Using archive images of diatoms and a series of nudes produced while isolating with covid 19, the works meditate on the collective and cyclical actions of breath. Exploring both the dependency we have in our natural environment and the intimate relationship we experience in our own microcosmic bodies. Diatoms are single celled organisms that account for around 50% of the world's oxygen, too small to be seen by the naked eye but their blooms can be viewed from space. Deceased diatoms found in the Bodélé Depression in the Sahara are carried in dust clouds and ultimately fertilise the Amazon, the run off of which provides conditions and matter for generations of new diatoms. This cycle highlights the importance of transient existence and the communal action of breath.
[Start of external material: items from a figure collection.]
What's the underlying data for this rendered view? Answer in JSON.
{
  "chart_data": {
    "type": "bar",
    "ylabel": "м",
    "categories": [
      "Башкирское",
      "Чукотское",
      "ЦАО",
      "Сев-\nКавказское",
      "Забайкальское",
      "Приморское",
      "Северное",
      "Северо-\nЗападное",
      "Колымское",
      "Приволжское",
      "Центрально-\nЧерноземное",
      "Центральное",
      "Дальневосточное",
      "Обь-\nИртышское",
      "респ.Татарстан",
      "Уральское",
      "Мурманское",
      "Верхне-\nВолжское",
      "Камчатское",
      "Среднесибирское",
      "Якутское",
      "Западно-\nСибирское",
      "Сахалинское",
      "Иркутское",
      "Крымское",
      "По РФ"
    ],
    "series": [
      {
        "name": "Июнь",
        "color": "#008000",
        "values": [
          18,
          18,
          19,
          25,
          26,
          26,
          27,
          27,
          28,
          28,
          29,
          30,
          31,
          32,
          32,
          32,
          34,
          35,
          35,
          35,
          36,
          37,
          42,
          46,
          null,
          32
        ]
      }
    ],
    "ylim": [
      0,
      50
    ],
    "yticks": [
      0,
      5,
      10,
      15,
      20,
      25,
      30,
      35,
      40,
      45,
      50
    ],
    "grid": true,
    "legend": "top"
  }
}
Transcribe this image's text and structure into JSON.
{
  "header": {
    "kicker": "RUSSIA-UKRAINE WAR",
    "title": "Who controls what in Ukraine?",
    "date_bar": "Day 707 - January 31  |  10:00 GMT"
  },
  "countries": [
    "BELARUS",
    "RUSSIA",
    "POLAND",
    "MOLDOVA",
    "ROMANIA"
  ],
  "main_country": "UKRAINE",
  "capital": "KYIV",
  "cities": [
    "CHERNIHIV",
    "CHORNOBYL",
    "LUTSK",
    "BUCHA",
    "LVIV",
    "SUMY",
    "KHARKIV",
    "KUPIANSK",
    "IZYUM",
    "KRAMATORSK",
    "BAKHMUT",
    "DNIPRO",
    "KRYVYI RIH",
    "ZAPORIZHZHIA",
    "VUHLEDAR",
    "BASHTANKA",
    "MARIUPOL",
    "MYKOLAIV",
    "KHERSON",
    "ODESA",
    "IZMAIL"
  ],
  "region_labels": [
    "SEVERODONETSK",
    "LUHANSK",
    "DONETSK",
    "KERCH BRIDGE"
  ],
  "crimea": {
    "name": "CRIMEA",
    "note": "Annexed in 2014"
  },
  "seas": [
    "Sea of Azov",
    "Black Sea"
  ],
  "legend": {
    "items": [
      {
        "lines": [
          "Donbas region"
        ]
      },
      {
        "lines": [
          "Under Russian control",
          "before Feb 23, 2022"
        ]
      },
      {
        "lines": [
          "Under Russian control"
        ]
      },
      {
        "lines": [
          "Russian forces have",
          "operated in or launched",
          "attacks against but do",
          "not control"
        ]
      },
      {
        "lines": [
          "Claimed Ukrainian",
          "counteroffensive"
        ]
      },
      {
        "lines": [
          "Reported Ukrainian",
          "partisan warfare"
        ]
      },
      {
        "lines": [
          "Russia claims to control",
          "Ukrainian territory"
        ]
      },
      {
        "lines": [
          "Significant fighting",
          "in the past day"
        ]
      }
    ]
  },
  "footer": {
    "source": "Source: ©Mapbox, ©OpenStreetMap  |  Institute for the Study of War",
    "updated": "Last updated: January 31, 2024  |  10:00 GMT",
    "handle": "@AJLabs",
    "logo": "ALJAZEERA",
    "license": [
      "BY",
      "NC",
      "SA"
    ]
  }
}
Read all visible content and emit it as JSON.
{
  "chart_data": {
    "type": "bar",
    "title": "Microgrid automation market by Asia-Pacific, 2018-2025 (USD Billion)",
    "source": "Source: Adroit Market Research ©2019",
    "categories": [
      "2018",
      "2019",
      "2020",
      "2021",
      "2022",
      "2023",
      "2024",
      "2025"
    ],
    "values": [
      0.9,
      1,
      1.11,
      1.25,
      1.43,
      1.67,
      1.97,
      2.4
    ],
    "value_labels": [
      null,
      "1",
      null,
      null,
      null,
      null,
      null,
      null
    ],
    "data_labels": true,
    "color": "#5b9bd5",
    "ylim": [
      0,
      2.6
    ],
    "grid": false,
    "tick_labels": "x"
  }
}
Using the 19th century processes of mordançage and solarisation in conjunction with contemporary practice, the repetitive process of printing and reprocessing becomes intimate and reactive revealing the gentle beauty of the tortured print.
Katie Bret-Day is a London based artist that uses viscous materiality of photography to explore the contingent and discursive nature of being. With interests in the posthuman and connected ecology her research explores the amalgamation of digital and physical bodies using alternative methods of image capture, interventions and printing.
Accolades
Education: Royal College of Art, Distinction, 2020.
In 2018 she was presented as one of five rising talents by the Guardian and her work has been included in the Tate commissioned Photography Ideas Book (2019) and acquired by the British Library.
Katie has been nominated for both the ReGeneration³ project and the Foam Paul Huf Award and received Creative Reviews Zeitgeist Award in 2018. She also holds a First Class degree from the London College of Communication UAL.